Allein in den ersten neun Monaten dieses Jahres stieg das operative Ergebnis ohne den Erlös aus Verkäufen – in der Immobilienwirtschaft Funds from Operations (FFO) genannt – um 30 Prozent gegenüber dem Vorjahr auf 571,6 Millionen Euro. Gleichzeitig bestätigte Buch die Gewinnprognose für das Jahr 2016 bei 760 Millionen Euro, die damit am oberen Ende der bislang genannten Spanne liegt.

Das hat Konsequenzen für die Aktionäre – im positiven Sinne. „Wir werden unseren Dividendenvorschlag auf der Hauptversammlung 2017 signifikant erhöhen, und zwar um 19 Prozent“, sagt Buch. Das entspricht einer Dividende von 1,12 Euro je Aktie.

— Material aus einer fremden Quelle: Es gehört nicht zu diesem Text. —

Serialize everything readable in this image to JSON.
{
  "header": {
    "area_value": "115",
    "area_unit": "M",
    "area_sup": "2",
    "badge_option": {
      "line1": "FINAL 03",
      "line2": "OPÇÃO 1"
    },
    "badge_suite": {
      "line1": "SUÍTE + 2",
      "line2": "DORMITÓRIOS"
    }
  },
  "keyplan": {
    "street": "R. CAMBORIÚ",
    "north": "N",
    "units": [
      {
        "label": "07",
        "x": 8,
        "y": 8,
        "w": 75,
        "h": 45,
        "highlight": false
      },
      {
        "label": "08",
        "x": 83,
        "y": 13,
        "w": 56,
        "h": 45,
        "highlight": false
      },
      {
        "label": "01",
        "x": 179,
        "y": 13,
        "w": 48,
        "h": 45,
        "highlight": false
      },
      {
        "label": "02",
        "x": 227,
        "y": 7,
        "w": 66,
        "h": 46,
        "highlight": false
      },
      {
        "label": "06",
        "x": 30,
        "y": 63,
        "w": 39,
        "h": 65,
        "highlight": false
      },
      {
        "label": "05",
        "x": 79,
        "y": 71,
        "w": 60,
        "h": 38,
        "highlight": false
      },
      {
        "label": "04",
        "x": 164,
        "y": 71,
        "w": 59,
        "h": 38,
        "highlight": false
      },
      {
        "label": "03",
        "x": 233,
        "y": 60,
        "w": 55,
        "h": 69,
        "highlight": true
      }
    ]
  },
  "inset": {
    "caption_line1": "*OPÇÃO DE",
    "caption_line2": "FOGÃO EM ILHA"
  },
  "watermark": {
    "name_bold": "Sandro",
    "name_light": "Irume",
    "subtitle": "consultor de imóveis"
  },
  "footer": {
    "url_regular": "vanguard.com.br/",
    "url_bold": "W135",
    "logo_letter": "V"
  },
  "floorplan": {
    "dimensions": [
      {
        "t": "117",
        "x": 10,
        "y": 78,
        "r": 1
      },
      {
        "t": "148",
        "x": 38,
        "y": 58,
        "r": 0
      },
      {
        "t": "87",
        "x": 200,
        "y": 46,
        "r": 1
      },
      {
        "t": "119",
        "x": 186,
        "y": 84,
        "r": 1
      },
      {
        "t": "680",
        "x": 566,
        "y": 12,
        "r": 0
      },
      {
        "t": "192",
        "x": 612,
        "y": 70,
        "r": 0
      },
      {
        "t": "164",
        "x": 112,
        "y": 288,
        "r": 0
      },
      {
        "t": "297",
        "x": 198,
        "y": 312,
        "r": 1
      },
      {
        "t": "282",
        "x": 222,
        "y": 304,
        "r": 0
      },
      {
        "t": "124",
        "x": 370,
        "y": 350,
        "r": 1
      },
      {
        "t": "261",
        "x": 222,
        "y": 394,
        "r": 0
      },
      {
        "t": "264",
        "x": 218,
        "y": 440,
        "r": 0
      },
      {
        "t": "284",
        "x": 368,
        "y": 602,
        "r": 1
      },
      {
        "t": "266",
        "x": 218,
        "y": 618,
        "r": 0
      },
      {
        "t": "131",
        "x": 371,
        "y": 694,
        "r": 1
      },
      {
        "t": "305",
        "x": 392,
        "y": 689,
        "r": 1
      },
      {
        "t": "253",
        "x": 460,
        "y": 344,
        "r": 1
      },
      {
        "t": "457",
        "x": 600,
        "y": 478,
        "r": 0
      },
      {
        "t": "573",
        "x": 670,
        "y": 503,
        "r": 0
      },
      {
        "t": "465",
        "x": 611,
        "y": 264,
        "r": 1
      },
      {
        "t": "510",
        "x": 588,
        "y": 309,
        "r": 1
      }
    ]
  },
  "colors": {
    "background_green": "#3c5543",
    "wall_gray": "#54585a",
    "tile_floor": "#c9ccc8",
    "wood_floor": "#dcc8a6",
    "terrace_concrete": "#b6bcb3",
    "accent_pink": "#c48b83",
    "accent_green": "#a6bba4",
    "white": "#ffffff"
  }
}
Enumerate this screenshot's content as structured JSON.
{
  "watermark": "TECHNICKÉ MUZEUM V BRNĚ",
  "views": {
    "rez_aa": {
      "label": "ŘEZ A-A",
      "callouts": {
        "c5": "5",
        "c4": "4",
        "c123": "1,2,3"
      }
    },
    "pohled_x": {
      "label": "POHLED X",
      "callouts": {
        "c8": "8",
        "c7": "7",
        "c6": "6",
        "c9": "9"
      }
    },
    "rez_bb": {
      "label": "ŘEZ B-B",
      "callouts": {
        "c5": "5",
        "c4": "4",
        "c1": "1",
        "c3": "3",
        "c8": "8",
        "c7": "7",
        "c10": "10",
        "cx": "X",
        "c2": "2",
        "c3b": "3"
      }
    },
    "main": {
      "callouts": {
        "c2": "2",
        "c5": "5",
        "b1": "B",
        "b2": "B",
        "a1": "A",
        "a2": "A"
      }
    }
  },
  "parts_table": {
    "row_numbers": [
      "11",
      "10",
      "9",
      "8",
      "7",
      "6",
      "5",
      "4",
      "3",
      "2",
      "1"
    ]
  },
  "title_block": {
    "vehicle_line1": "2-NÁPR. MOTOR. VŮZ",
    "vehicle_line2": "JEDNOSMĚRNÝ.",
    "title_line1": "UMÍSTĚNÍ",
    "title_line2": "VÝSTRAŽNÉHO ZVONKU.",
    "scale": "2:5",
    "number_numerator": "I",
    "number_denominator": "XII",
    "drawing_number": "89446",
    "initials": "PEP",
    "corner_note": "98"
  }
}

Das liegt aber nicht daran, dass Vonovia spendabler wird. Der Konzern hält weiter an seiner Strategie fest, 70 Prozent seiner Gewinne auszuschütten. Und weil die Erträge gestiegen sind, soll auch die Dividende steigen.

Gerade in den deutschen Metropolen bleibt die Nachfrage nach Wohnraum ungebremst. Ein Phänomen, von dem auch Vonovia profitiert. Zum Jahresende werden nur 2,5 Prozent ihrer Wohnungen leer stehen. „Das ist der niedrigste Leerstand, an den wir uns bei der Vonovia erinnern können“, erklärt Buch.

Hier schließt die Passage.